Evet, onlar, öyle bir sevdaya baş koymuşlar ki bundan başka hiçbir hayalin gözlerine girmesine müsaade etmezler… Giren insanlar da onlardan olamaz zaten. Bu, iç murakabesini tam yapmış olmanın, omuzlarına aldıkları mukaddes emanetlerin değerini bilmenin ifadesidir. Cenâb-ı Hakk’a yönelme ve kullukta derinleşme, diğer yandan da inandığı değerleri başkalarına duyurabilme istikametinde olağanüstü bir performans ortaya koymanın adıdır.
Hani, yine Hz. Ömer (r.a) arkadaşlarıyla bir yerden geçiyordu. Orada sakalları uzun, iki büklüm, bembeyaz saçlarıyla yaşlı bir insan duruyordu. Onu görünce, Hz.
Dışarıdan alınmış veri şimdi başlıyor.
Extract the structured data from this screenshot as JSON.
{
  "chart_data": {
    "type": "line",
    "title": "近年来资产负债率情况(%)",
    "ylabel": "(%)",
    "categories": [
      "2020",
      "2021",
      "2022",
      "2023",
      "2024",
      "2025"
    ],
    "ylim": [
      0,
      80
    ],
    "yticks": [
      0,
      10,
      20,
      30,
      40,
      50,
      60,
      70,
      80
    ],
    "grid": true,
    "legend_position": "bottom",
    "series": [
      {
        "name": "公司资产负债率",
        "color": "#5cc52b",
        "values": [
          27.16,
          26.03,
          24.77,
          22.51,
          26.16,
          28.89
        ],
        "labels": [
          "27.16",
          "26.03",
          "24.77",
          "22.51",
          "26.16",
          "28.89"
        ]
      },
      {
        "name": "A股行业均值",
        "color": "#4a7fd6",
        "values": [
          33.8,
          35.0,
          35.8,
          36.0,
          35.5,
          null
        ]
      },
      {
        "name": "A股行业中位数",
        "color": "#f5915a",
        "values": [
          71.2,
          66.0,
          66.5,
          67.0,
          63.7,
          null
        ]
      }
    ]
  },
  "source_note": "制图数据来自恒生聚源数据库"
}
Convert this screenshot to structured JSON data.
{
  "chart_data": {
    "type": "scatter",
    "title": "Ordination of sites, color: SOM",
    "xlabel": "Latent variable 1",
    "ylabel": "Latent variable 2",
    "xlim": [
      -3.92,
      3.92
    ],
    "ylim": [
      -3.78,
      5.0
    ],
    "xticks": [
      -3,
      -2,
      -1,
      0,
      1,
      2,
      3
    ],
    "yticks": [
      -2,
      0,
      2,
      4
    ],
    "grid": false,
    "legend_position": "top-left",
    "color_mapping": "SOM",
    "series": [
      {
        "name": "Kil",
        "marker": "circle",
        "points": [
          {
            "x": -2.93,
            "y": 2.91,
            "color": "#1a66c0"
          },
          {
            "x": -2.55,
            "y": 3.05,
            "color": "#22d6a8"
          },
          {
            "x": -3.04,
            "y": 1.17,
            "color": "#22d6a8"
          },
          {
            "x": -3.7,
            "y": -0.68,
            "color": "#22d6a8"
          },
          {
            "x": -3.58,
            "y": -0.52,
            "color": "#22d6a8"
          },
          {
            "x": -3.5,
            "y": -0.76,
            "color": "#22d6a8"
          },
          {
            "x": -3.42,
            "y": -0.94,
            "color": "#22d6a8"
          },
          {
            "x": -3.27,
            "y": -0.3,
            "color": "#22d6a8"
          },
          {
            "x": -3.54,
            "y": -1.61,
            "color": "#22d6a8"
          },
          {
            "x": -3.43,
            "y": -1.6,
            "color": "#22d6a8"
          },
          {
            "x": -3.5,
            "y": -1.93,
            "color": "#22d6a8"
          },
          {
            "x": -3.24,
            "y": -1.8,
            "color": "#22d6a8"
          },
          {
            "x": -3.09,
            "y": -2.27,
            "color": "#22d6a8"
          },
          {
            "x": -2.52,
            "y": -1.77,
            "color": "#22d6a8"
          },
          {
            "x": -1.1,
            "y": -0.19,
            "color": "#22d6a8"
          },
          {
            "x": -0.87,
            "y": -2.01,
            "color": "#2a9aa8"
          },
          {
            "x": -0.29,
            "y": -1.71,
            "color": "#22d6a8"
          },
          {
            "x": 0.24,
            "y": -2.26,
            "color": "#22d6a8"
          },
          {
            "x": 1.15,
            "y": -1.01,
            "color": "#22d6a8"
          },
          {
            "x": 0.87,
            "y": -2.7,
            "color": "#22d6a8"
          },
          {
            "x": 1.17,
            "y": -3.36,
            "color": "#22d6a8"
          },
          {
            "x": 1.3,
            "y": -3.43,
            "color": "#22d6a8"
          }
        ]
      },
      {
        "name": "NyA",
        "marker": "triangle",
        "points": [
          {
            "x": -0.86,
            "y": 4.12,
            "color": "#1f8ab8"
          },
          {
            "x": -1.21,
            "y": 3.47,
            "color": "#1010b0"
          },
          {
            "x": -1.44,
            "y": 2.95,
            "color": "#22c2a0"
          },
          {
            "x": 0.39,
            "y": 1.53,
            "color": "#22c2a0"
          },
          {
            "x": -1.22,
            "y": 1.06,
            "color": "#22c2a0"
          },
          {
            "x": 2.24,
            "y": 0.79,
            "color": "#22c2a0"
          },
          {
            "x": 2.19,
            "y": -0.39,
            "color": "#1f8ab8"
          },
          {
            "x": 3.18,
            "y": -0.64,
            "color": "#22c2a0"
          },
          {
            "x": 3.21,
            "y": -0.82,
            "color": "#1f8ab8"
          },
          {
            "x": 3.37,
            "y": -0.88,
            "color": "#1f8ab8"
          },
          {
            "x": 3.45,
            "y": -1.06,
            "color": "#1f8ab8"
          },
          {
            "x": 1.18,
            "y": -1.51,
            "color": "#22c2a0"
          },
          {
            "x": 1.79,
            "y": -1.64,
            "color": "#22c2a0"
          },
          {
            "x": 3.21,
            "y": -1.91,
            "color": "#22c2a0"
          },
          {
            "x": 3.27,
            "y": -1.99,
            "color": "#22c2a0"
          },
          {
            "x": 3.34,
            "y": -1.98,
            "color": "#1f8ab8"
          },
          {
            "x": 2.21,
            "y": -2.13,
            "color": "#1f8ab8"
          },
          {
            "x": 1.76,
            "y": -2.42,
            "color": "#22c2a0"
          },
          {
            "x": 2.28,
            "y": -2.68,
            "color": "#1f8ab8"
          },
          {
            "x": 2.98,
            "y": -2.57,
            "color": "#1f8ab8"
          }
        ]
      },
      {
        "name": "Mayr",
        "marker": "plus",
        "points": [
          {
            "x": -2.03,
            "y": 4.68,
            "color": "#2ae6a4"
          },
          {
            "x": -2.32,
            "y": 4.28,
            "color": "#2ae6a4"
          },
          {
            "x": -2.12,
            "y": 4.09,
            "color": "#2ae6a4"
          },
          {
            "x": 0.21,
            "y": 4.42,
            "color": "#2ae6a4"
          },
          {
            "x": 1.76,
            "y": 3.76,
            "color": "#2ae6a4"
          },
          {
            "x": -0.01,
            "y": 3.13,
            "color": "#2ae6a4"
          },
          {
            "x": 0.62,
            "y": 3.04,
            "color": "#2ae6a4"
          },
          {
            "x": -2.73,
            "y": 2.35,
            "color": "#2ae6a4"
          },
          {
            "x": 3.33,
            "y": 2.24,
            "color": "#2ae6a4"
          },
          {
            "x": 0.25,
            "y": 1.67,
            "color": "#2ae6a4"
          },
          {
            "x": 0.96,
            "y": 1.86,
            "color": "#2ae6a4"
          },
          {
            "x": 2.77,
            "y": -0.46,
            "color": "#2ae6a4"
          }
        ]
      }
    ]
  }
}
Ömer’in dizlerinin bağı çözülmüş, iki büklüm olmuş ve hıçkıra hıçkıra ağlamaya başlamıştı. Yanındakiler hayret içinde:
'Niye ağlıyorsun ya Emire'l-Mü'minîn?' diye sorduklarında, o mealen:
‘Yaşlanmış, beli bükülmüş; ama hâlâ insanlığı kurtuluş sahiline götüren ve kaptanlığını bizzat Hz. Muhammed'in (sav) yaptığı gemiye binememiş.' cevabını vermişti.
Hz. Ömer’in ağladığı o insanlara, bu Kara Sevdalılar da ağlıyorlar. Sahip oldukları değerler manzumesini bütün insanlığı kucaklayacak bir mefkureye dönüştürmüşler. Asırlardır mefkuresizlikten ve ufuksuzluktan bunalmış olan insanlığa cihan değerinde bir sevda sunuyorlar.
Sahabeyi görenler, onları “Ruhbanun filleyl ve fursânun finnehâr” sözüyle anlatıyorlardı. Yani onlar, gecelerini ibadet ü tâatle geçiriyor, gündüzleri ise çarşının yiğitleri olarak önemli performans ortaya koyuyorlardı. Onların baş koydukları davaya gönülden inanmış günümüzün yiğitleri de daima muhasebelerini yapıyorlar, yalvarıp yakarıyorlar Rabb’lerine…döküyorlar içlerini. Havf ve reca arasında bir hayatı tercih etmişler… Darbeyle, eşkıyalıkla işleri olmaz onların… kulak verin bakın ne diyorlar:
"Ey Rabb-i Rahim’im ve Halık-ı Kerim’im!
Ömrüm ve gençliğimin meyveleri olarak elimde elem veren günahlar, kederler, dalalete götüren vesveseler kaldı. Bu ağır yükümle, hastalıklı kalbimle ve mahcup yüzümle kabre yaklaşıyorum.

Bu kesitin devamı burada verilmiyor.